Os herdeiros

- Já podemos comemorar? - Sussurrou Yohanna em meu ouvido, enquanto o caixão de Natnael Beca Obi era baixado ao interior do jazigo perpétuo.

- Melhor esperar até que tenham fechado a sepultura - repliquei no mesmo tom. - O velho Natnael era cheio de truques.

- Ainda não inventaram um truque para enganar a morte - replicou Yohanna com um sorriso irônico. - Dessa vez, nos livramos do velho definitivamente.

Eu não estava tão certo assim. Natnael Beca Obi sempre buscara um meio de prolongar sua existência, e intensificara a procura nos últimos anos, quando sua saúde começara a declinar. Nós, seus herdeiros, que ali estávamos no cemitério com um misto de tristeza e alívio, fazíamos planos sobre o que seria feito com a fortuna do velho, devidamente dividida pelos parentes mais próximos. O único filho dele morrera anos atrás, sem deixar descendentes, e a mãe do herdeiro também nos fizera o favor de falecer antes do marido.

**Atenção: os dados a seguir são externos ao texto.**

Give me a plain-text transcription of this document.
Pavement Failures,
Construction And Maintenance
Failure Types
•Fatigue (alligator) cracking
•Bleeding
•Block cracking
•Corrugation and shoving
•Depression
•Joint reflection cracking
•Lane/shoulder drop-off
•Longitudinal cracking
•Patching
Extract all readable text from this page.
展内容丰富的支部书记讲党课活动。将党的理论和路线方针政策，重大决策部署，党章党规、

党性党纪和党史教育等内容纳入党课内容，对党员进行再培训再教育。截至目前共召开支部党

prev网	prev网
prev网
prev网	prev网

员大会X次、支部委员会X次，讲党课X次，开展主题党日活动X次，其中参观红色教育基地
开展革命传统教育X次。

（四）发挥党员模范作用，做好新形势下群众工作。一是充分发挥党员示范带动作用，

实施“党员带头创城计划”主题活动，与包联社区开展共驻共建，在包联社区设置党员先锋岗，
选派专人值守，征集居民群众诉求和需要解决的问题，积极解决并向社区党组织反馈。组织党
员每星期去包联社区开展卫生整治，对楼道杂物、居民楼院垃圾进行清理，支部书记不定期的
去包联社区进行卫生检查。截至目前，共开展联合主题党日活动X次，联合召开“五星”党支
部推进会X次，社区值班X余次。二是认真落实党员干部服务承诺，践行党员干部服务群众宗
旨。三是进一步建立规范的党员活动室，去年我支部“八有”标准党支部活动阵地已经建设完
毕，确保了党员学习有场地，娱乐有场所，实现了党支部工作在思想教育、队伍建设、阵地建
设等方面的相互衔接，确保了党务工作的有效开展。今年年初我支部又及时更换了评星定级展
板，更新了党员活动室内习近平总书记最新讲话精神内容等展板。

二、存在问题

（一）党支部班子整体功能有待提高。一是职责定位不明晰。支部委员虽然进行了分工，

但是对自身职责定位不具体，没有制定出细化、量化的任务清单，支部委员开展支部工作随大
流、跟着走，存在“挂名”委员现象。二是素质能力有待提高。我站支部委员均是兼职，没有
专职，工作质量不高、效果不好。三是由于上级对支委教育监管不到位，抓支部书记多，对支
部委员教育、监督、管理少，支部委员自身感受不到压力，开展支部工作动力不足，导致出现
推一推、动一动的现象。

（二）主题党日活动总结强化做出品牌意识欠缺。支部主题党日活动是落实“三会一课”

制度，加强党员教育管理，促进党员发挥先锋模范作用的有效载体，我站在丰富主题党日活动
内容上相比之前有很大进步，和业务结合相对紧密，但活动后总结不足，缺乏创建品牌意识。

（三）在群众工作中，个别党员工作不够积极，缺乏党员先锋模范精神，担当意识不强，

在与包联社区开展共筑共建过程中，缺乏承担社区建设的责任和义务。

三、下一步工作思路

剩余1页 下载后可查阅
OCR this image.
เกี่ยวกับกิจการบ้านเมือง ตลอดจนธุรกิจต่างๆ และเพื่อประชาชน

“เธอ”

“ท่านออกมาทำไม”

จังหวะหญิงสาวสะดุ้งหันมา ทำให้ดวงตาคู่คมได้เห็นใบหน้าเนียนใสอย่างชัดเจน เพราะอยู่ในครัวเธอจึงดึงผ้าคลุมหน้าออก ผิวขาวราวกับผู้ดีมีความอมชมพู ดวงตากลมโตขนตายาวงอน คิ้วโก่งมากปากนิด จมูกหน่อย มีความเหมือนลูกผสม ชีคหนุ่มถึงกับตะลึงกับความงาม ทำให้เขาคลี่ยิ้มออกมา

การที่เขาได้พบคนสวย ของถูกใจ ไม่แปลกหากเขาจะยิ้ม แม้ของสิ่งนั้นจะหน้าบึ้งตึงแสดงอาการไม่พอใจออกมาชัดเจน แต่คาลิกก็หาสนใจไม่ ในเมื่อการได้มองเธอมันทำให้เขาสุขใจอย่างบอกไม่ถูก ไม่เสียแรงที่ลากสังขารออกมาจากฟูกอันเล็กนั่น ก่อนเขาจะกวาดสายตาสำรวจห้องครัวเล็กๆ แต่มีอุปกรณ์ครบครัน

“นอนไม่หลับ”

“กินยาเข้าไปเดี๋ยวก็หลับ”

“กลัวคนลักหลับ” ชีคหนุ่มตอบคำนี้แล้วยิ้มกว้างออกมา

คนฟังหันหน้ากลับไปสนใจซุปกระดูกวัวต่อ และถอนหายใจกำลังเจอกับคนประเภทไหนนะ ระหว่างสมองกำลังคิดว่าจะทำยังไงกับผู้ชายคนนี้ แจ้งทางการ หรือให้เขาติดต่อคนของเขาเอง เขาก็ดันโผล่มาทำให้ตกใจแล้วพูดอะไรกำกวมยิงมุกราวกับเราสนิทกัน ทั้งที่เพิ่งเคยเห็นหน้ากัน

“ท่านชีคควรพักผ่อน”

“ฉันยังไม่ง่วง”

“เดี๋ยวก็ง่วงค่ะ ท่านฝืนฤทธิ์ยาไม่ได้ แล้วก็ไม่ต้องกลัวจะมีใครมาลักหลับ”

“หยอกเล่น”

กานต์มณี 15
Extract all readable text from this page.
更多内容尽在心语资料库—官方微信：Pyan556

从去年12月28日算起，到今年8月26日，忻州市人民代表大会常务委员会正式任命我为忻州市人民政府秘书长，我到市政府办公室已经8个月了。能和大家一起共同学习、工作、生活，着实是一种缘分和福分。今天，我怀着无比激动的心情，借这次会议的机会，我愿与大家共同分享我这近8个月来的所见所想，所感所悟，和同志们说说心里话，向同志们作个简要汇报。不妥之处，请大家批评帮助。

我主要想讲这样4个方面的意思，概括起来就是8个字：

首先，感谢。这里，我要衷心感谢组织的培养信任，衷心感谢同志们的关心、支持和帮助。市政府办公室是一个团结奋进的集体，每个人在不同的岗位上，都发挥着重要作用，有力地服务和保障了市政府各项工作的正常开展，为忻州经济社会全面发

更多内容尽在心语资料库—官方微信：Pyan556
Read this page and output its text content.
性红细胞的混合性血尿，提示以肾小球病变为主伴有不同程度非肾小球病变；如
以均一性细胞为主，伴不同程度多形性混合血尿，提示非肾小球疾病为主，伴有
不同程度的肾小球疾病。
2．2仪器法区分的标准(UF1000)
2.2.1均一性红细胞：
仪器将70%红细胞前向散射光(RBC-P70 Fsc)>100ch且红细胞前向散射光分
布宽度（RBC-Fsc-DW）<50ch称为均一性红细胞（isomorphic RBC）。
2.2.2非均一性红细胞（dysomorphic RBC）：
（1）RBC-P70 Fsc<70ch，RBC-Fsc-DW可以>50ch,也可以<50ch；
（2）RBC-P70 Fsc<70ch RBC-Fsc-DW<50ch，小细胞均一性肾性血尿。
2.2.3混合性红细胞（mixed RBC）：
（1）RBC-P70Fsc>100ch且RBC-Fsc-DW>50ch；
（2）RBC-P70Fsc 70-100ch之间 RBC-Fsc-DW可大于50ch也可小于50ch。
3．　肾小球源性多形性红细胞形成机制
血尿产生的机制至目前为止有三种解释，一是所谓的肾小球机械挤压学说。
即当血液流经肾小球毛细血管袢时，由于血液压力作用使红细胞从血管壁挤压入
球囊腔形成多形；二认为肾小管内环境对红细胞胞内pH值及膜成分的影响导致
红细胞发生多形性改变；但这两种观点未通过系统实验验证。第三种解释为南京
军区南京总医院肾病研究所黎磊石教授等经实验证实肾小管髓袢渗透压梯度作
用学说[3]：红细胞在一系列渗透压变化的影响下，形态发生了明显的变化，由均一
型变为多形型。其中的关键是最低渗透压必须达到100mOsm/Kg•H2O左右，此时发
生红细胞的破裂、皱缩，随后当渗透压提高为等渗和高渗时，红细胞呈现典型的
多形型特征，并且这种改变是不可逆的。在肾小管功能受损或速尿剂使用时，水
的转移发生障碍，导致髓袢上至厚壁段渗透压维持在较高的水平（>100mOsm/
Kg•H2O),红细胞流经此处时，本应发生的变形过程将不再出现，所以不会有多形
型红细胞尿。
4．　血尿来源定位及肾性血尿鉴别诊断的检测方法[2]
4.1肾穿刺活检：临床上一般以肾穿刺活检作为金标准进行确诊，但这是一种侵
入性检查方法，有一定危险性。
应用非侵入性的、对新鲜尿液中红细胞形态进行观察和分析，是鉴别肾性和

- O velho pode ter deixado algum truque na manga para a leitura do testamento - ponderei. - Felizmente, não teremos que esperar muito.

De fato, quando nos reunimos para conhecer a vontade final de Natnael Beca Obi, fomos informados pelo testamenteiro que o velho havia deixado toda a sua fortuna para uma organização sem fins lucrativos, a qual levaria o seu nome.

- Eu não disse que ele queria viver pra sempre? - Cochichei ao ouvido de Yohanna.

- Alguém vai precisar administrar essa instituição - retrucou ela, sem se dar por vencida.

- E qual é o objetivo da tal organização? - Questionou Mekdem, um dos nossos primos, mostrando-se francamente decepcionado.

- Reprodução humana - redarguiu o testamenteiro. - Mais especificamente, clonagem; o senhor Beca Obi deixou material genético suficiente, para que os pesquisadores que serão contratados possam trabalhar na criação de uma cópia genética exata dele.

Olhares confusos cruzaram o ambiente. Aquilo provavelmente levaria anos, e não havia a menor garantia de que desse certo. Talvez fosse melhor, comentaram alguns, questionar a sanidade mental do velho Beca Obi e levar o caso para a justiça arbitrar. Foi então, que Yohanna ergueu a mão.

- "Material genético", não é? - Indagou ao testamenteiro.

- Exato - replicou ele.

- Pois se esse material permitir inseminação artificial, eu me ofereço como voluntária para ter um filho com o DNA do nosso parente - declarou ela, pondo-se de pé.

- E assim, herdar toda a fortuna? - Questionou o primo Mekdem, sobrolhos erguidos.

- Não. Eu seria apenas a preceptora do herdeiro, tendo um cargo e salário para cuidar dele até que atingisse a maioridade, e decidisse o que fazer com o dinheiro.

Diante dos olhares desconfiados que recebeu, acrescentou rapidamente:

- Dele, naturalmente.

Todos concluímos que aquela seria uma maneira menos conflituosa de resolver a questão do que deixar a cargo da justiça, já que tecnicamente cumpria a vontade do falecido; ao menos, em parte. Yohanna, obviamente, era a única que teria motivos para comemorar por antecipação, mas ela também assumiria o encargo mais pesado, qual seja, gerar e cuidar do herdeiro do velho Natnael. Quanto aos demais, teriam que esperar pelo menos dezoito anos para saber se teriam acesso à alguma fatia da herança.

Na saída da reunião, quando entramos no meu carro, ela virou-se para mim e perguntou:

- Você tem interesse em me ajudar a cuidar dessa criança?

Balancei afirmativamente a cabeça.

- Acho que o velho Natnael gostaria de nascer num lar bem estruturado; vamos cuidar disso.

Não era impossível que aquele desfecho não estivesse nos planos do velho, ponderei.